Un tribunal italien juge qu’un travailleur étranger ne peut pas être pénalisé pour un retard administratif de dix-huit mois
Un tribunal italien juge qu’un travailleur étranger ne peut pas être pénalisé pour un retard administratif de dix-huit mois
Une décision importante en matière d’immigration vient d’être rendue en Italie. Le Tribunal administratif régional des Pouilles a annulé le refus d’un permis de séjour pour travail saisonnier, estimant qu’un étranger ne peut pas perdre ses droits en raison de l’inaction de l’administration.
Dans un jugement publié le 9 juin 2026, le Tribunal administratif régional des Pouilles, siégeant à Bari, a examiné le recours inscrit sous le numéro 648 de 2026. L’affaire concernait un travailleur étranger entré légalement en Italie grâce à une autorisation de travail saisonnier et au visa correspondant.
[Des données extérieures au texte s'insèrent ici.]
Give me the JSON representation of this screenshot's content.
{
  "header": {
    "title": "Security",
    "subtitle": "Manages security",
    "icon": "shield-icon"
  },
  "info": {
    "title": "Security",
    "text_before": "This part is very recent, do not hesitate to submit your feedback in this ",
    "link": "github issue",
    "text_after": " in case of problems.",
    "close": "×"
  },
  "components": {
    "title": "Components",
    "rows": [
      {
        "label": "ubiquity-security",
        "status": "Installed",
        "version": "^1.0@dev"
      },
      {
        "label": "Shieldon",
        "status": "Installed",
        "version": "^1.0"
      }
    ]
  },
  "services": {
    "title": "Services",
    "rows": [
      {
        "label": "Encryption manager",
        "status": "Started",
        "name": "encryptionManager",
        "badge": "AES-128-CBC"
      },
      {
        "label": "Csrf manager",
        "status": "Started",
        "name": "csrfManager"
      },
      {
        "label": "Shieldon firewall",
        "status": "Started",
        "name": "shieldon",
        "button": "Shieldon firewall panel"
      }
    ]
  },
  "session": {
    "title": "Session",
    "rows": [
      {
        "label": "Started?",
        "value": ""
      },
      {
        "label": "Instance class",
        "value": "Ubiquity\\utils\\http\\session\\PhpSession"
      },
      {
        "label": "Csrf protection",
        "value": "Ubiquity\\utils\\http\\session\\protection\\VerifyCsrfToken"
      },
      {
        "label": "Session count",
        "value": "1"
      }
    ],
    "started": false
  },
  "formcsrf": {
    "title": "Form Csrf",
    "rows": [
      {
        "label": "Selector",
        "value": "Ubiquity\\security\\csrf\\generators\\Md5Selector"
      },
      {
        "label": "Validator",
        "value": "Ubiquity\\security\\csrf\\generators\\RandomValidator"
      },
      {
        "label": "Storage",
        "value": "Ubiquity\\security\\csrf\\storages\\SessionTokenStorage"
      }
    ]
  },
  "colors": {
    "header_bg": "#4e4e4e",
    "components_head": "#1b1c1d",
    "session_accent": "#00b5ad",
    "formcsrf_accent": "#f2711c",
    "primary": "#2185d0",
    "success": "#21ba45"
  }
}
Après son arrivée sur le territoire italien, l’intéressé avait signé le contrat de séjour requis par la législation et présenté une demande de permis de séjour pour travail saisonnier. Pourtant, malgré le dépôt régulier de cette demande, l’administration n’a pris aucune décision pendant près de dix-huit mois.
Lorsque la Préfecture de police de Bari a finalement examiné le dossier, en juillet 2025, elle a refusé de délivrer le permis. L’administration a soutenu que la durée maximale du séjour saisonnier était désormais expirée et que le demandeur n’avait pas sollicité la conversion de son titre de séjour vers une autre catégorie de permis.
Le tribunal n’a pas suivi ce raisonnement.
Les juges ont relevé que les motifs invoqués par l’administration étaient directement liés à son propre retard. Selon la décision, il est illogique de reprocher à une personne de ne pas avoir converti un permis de séjour qu’elle n’a jamais reçu. En d’autres termes, l’administration ne peut pas utiliser les conséquences de son inertie pour justifier ensuite un refus.
La juridiction administrative a également souligné que le travailleur remplissait les conditions requises pour obtenir le permis lorsqu’il avait présenté sa demande. Le simple écoulement du temps, provoqué par l’inaction des autorités, ne pouvait donc pas faire disparaître ce droit.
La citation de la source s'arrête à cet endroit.